Are There Visitors I Should Exclude From Analysis?
Quick Summary
Yes. Not all traffic represents real potential customers. Including certain visitors—particularly bots, internal traffic, test sessions, and spam referrals—will skew your metrics and lead to wrong conclusions.
Core Insight
Types of Traffic to Exclude
1. Bots and Crawlers (Most Important)
What they are: Automated programs that visit your site.
Common bots:
- Search engine crawlers (Google, Bing)
- SEO tools (Ahrefs, Semrush, Moz)
- Security scanners
- Spam bots
- AI scrapers
Why exclude: Bots inflate visitor counts, have zero conversion potential, and create misleading engagement patterns.
How ObserviX handles this: We automatically detect bots using browser fingerprinting. Use the "Hide Bots" filter to exclude them.
2. Internal Traffic (Your Team)
What it is: Visits from you and your colleagues.
Why exclude:
- Your team visits pages differently than real users
- Testing activities create false engagement signals
- Checking "did my changes work?" isn't real user behavior
How to identify: Look for:
- Repeated visits from the same location as your office
- Patterns that match your team's working hours
- Visitors who only view admin/backend pages
3. Test and Development Traffic
What it is: Traffic generated during testing, QA, or development.
Why exclude:
- Test conversions inflate conversion counts
- QA sessions don't represent real user journeys
- Development traffic often has unrealistic patterns
How to identify: Look for:
- Unusual session patterns (very short or very long)
- Conversions with test values ($0.01, $999999)
- Traffic from staging/development URLs
4. Spam Referral Traffic
What it is: Fake traffic from spam sources trying to appear in your analytics.
Why exclude: It's not real traffic—just noise in your data.
How to identify: Check the Channel column for:
- Strange, unfamiliar referral domains
- High volume from a single unknown source
- Zero engagement (immediate bounce)
How to Use the Bot Filter
ObserviX provides a built-in filter to exclude detected bots:
| Step | Action |
|---|---|
| 1 | Look for the filter icon near the date picker |
| 2 | Find the "Hide Bots" option |
| 3 | Enable it to exclude detected bot traffic |
| 4 | Your metrics will recalculate without bots |
Recommendation: Keep "Hide Bots" enabled for most analyses. Only disable it if you specifically want to see bot traffic patterns.
Impact of Not Filtering
| Metric | With Bots Included | Problem |
|---|---|---|
| Total Visitors | Inflated | False sense of traffic volume |
| Avg. Session Duration | Lower | Bots have 0-second sessions |
| Bounce Rate | Higher | Bots often view one page |
| Conversion Rate | Lower | More visitors, same conversions |
| Engagement Distribution | Skewed | Many "Unknown" status visitors |
When to Include All Traffic
There are some cases where you might want to see unfiltered data:
| Scenario | Why |
|---|---|
| Security analysis | Detect bot attacks or scraping |
| SEO monitoring | See which crawlers visit your site |
| Full traffic audit | Understand all sources before filtering |
| Debugging tracking | Verify your pixel captures everything |
For regular business analysis, always filter bots out.
Checklist: Clean Data Setup
| Action | Impact | |
|---|---|---|
| Enable "Hide Bots" filter | Removes automated traffic | |
| Note your office IP/location | Mentally exclude when analyzing | |
| Avoid testing on production | Keeps test data separate | |
| Review unusual traffic spikes | May indicate spam or bots |
Why It Matters
Clean data = Better decisions
Your analytics are only as good as the data quality. Bots and internal traffic create noise that hides real patterns.

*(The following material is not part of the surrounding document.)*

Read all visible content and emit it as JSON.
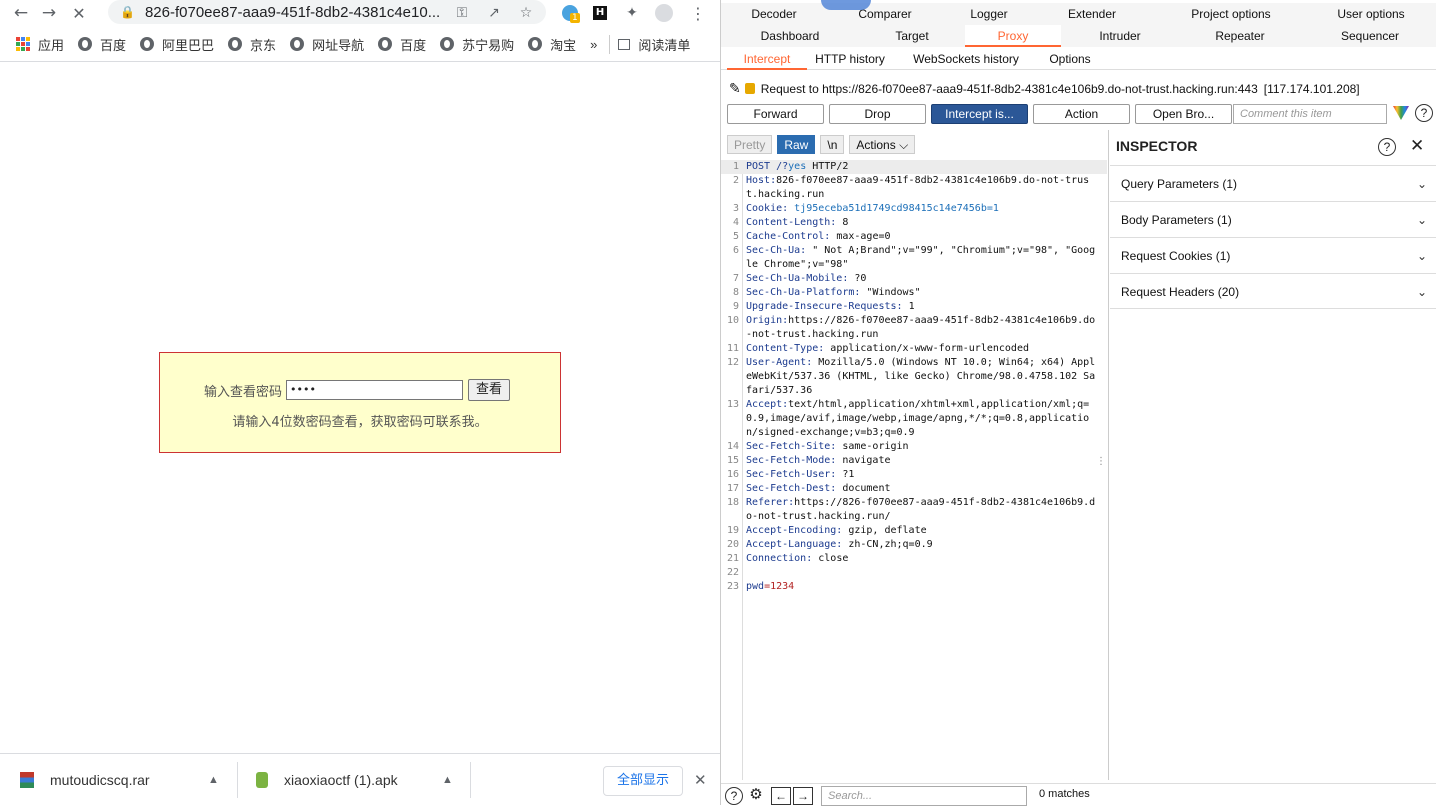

Rule of thumb: If a visitor could never become a customer, they shouldn't be in your analysis.
Always ask: "Is this traffic I could actually sell to?"
Practical Value
Failing to exclude non-customer traffic leads to systematically flawed analysis: inflated visitor counts create unrealistic conversion rate expectations, bot-driven session data distorts engagement benchmarks, and spam referrals obscure genuine channel performance. The "Hide Bots" filter is not optional for accurate business analysis—it's essential for seeing true user behavior patterns. Teams that analyze unfiltered data make decisions based on fiction rather than customer reality, leading to misallocated budgets and incorrect optimization priorities. Clean data enables confident decision-making by ensuring every metric reflects actual human prospects who could realistically convert.